Pimpampum, I see you are around for more than a season, then please, do refresh your ban memories, and check the past Blizzard's ban records.
So far, in the last 20 years, Blizzard ALWAYS had banned all accounts, detected for exploitation in timely matter - no matter if it was botting/duping or random minor minor exploit.
So the belief that Blizzard do NOT want to detect some behavior or do NOT to ban if detected ... is just immature and not correlated with the real world.
No real reason to discuss this because....
Neither you nor me know a crap about it.
making a statement like you just did, " in the last 20 years, Blizzard always had banned all accounts detected for exploitation in timely matter" is wrong in every word, buddy.
There are people with accounts surviving every single wave until now, and having botted since 2010. Extremely rare, but true.

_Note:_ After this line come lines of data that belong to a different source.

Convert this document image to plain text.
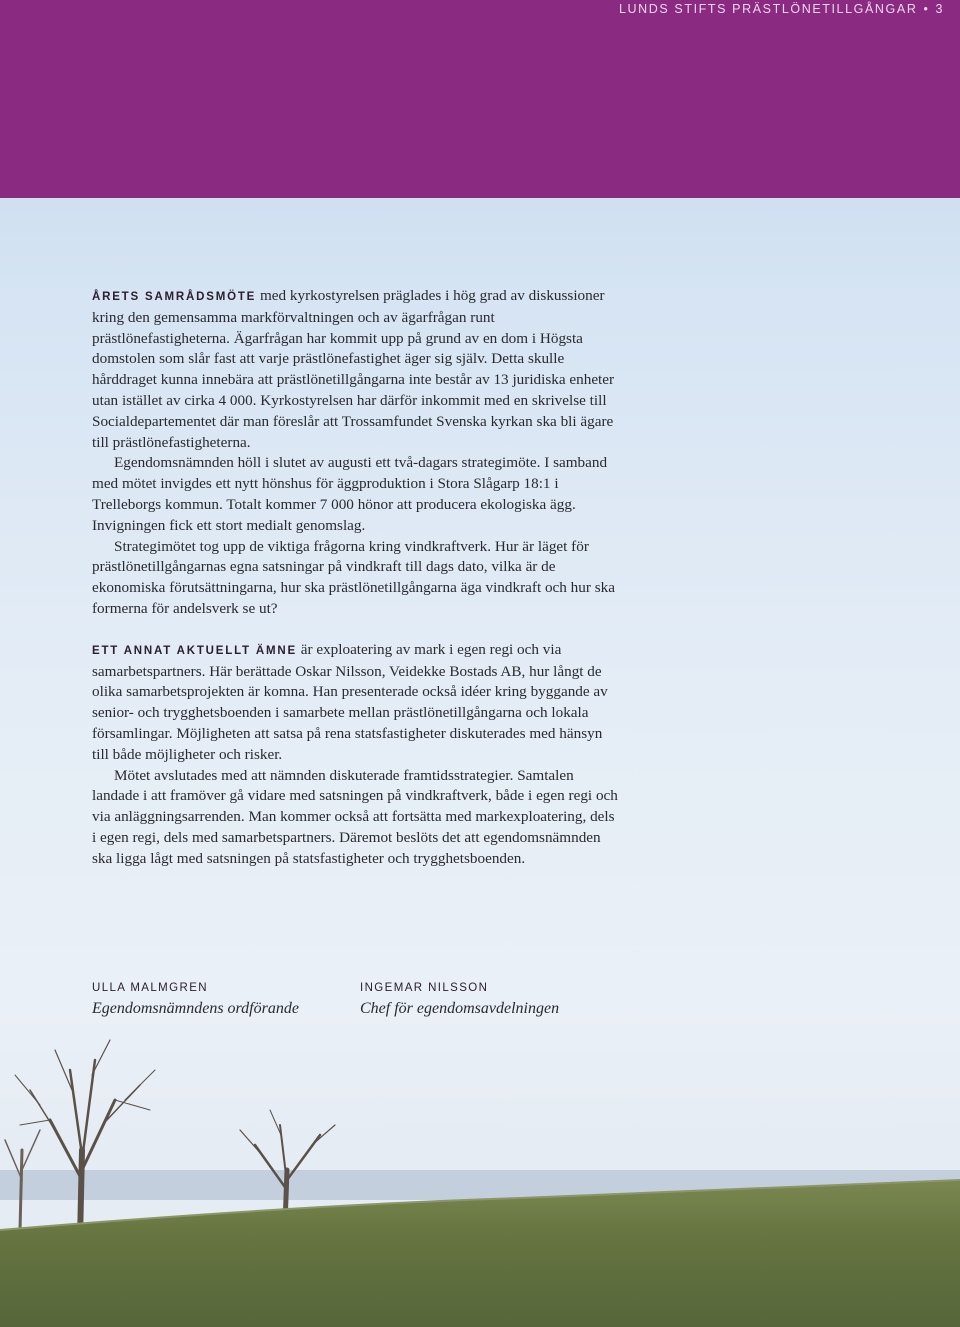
LUNDS STIFTS PRÄSTLÖNETILLGÅNGAR • 3

ÅRETS SAMRÅDSMÖTE med kyrkostyrelsen präglades i hög grad av diskussioner kring den gemensamma markförvaltningen och av ägarfrågan runt prästlönefastigheterna. Ägarfrågan har kommit upp på grund av en dom i Högsta domstolen som slår fast att varje prästlönefastighet äger sig själv. Detta skulle hårddraget kunna innebära att prästlönetillgångarna inte består av 13 juridiska enheter utan istället av cirka 4 000. Kyrkostyrelsen har därför inkommit med en skrivelse till Socialdepartementet där man föreslår att Trossamfundet Svenska kyrkan ska bli ägare till prästlönefastigheterna.

Egendomsnämnden höll i slutet av augusti ett två-dagars strategimöte. I samband med mötet invigdes ett nytt hönshus för äggproduktion i Stora Slågarp 18:1 i Trelleborgs kommun. Totalt kommer 7 000 hönor att producera ekologiska ägg. Invigningen fick ett stort medialt genomslag.

Strategimötet tog upp de viktiga frågorna kring vindkraftverk. Hur är läget för prästlönetillgångarnas egna satsningar på vindkraft till dags dato, vilka är de ekonomiska förutsättningarna, hur ska prästlönetillgångarna äga vindkraft och hur ska formerna för andelsverk se ut?

ETT ANNAT AKTUELLT ÄMNE är exploatering av mark i egen regi och via samarbetspartners. Här berättade Oskar Nilsson, Veidekke Bostads AB, hur långt de olika samarbetsprojekten är komna. Han presenterade också idéer kring byggande av senior- och trygghetsboenden i samarbete mellan prästlönetillgångarna och lokala församlingar. Möjligheten att satsa på rena statsfastigheter diskuterades med hänsyn till både möjligheter och risker.

Mötet avslutades med att nämnden diskuterade framtidsstrategier. Samtalen landade i att framöver gå vidare med satsningen på vindkraftverk, både i egen regi och via anläggningsarrenden. Man kommer också att fortsätta med markexploatering, dels i egen regi, dels med samarbetspartners. Däremot beslöts det att egendomsnämnden ska ligga lågt med satsningen på statsfastigheter och trygghetsboenden.

ULLA MALMGREN
Egendomsnämndens ordförande
INGEMAR NILSSON
Chef för egendomsavdelningen
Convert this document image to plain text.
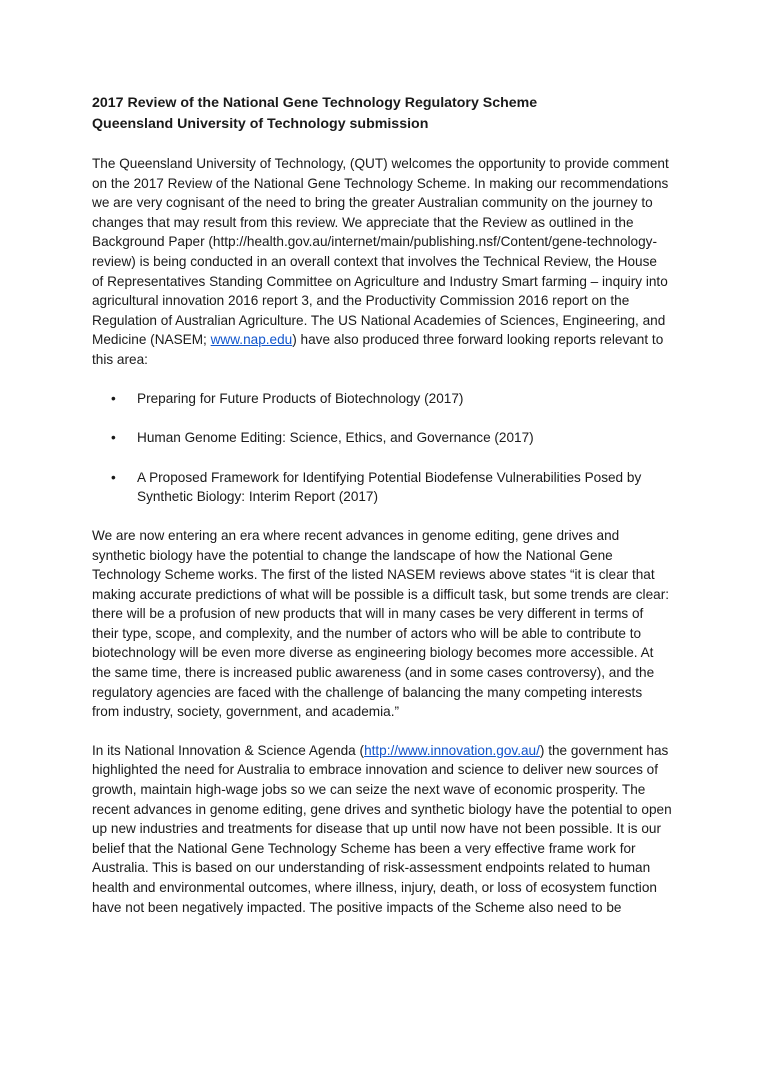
2017 Review of the National Gene Technology Regulatory Scheme
Queensland University of Technology submission

The Queensland University of Technology, (QUT) welcomes the opportunity to provide comment on the 2017 Review of the National Gene Technology Scheme. In making our recommendations we are very cognisant of the need to bring the greater Australian community on the journey to changes that may result from this review. We appreciate that the Review as outlined in the Background Paper (http://health.gov.au/internet/main/publishing.nsf/Content/gene-technology-review) is being conducted in an overall context that involves the Technical Review, the House of Representatives Standing Committee on Agriculture and Industry Smart farming – inquiry into agricultural innovation 2016 report 3, and the Productivity Commission 2016 report on the Regulation of Australian Agriculture. The US National Academies of Sciences, Engineering, and Medicine (NASEM; www.nap.edu) have also produced three forward looking reports relevant to this area:

• Preparing for Future Products of Biotechnology (2017)
• Human Genome Editing: Science, Ethics, and Governance (2017)
• A Proposed Framework for Identifying Potential Biodefense Vulnerabilities Posed by Synthetic Biology: Interim Report (2017)

We are now entering an era where recent advances in genome editing, gene drives and synthetic biology have the potential to change the landscape of how the National Gene Technology Scheme works. The first of the listed NASEM reviews above states “it is clear that making accurate predictions of what will be possible is a difficult task, but some trends are clear: there will be a profusion of new products that will in many cases be very different in terms of their type, scope, and complexity, and the number of actors who will be able to contribute to biotechnology will be even more diverse as engineering biology becomes more accessible. At the same time, there is increased public awareness (and in some cases controversy), and the regulatory agencies are faced with the challenge of balancing the many competing interests from industry, society, government, and academia.”

In its National Innovation & Science Agenda (http://www.innovation.gov.au/) the government has highlighted the need for Australia to embrace innovation and science to deliver new sources of growth, maintain high-wage jobs so we can seize the next wave of economic prosperity. The recent advances in genome editing, gene drives and synthetic biology have the potential to open up new industries and treatments for disease that up until now have not been possible. It is our belief that the National Gene Technology Scheme has been a very effective frame work for Australia. This is based on our understanding of risk-assessment endpoints related to human health and environmental outcomes, where illness, injury, death, or loss of ecosystem function have not been negatively impacted. The positive impacts of the Scheme also need to be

We don't know how Blizzard operates, we just speculate. Making statements about it is plain dumb. Plus, 20 years? In D2 world, that goes back to botting as far as I can personally remember, banning patterns had nothing to do with what seems to be the norm now. At all, and anyone that was botting back in the day will tell you so.
There has been a massive banwave recently. This banwave, that apparently was survived by a few people, was a one-time event thankfully. Considering this is Blizzard's common procedure, when it hasn't for the last 5 years, is shortsighted.
What we do know, is different penalties were applied in the past to different actions. So, they have their ways to identify an account measure of offense and they do act accordingly. They don't blindly ban anyone they detect, as you say.
They do ban when they want, who they want. At 1 point in the last 5 years they banned everybody they could detect; the rest of the time, they have been acting like I stated.
We are talking about a multimillion company here; thinking their procedures are easy to detect and determine is naive. Too many complex aspects come into play here, including suscription numbers, bot effect on the economy, closeness of an addon / expansion....so many things.
Another way of looking at this is the manual investigation. What Blizzard claims, is when they ban an account it is previosly checked by several Gms. So , they check in game behaviour for botting patterns. There is a huge degree of subjetivity in there; what GM 1 considers obvious botting, won't be what GM 2 considers it. Plus, There is a number of actions (like setting jump intervals, close player targetting and so on) that will make even more difficult to visually determine if one player is a bot.
Bottomline: while bot1 could have been considered a bot by gm1 and gm2 and then is banned in the next wave, bot2 could have been flagged by gm1 and spared by gm2, giving it a time to survive and keep botting until further investigation is done.
That's where the subjetivity of "Who they want" comes. It has nothing to do with personal preferences or friendships. Both bots could have been "behaviorally detected" at the same scan or moment in time, yet they won't be banned at the same time.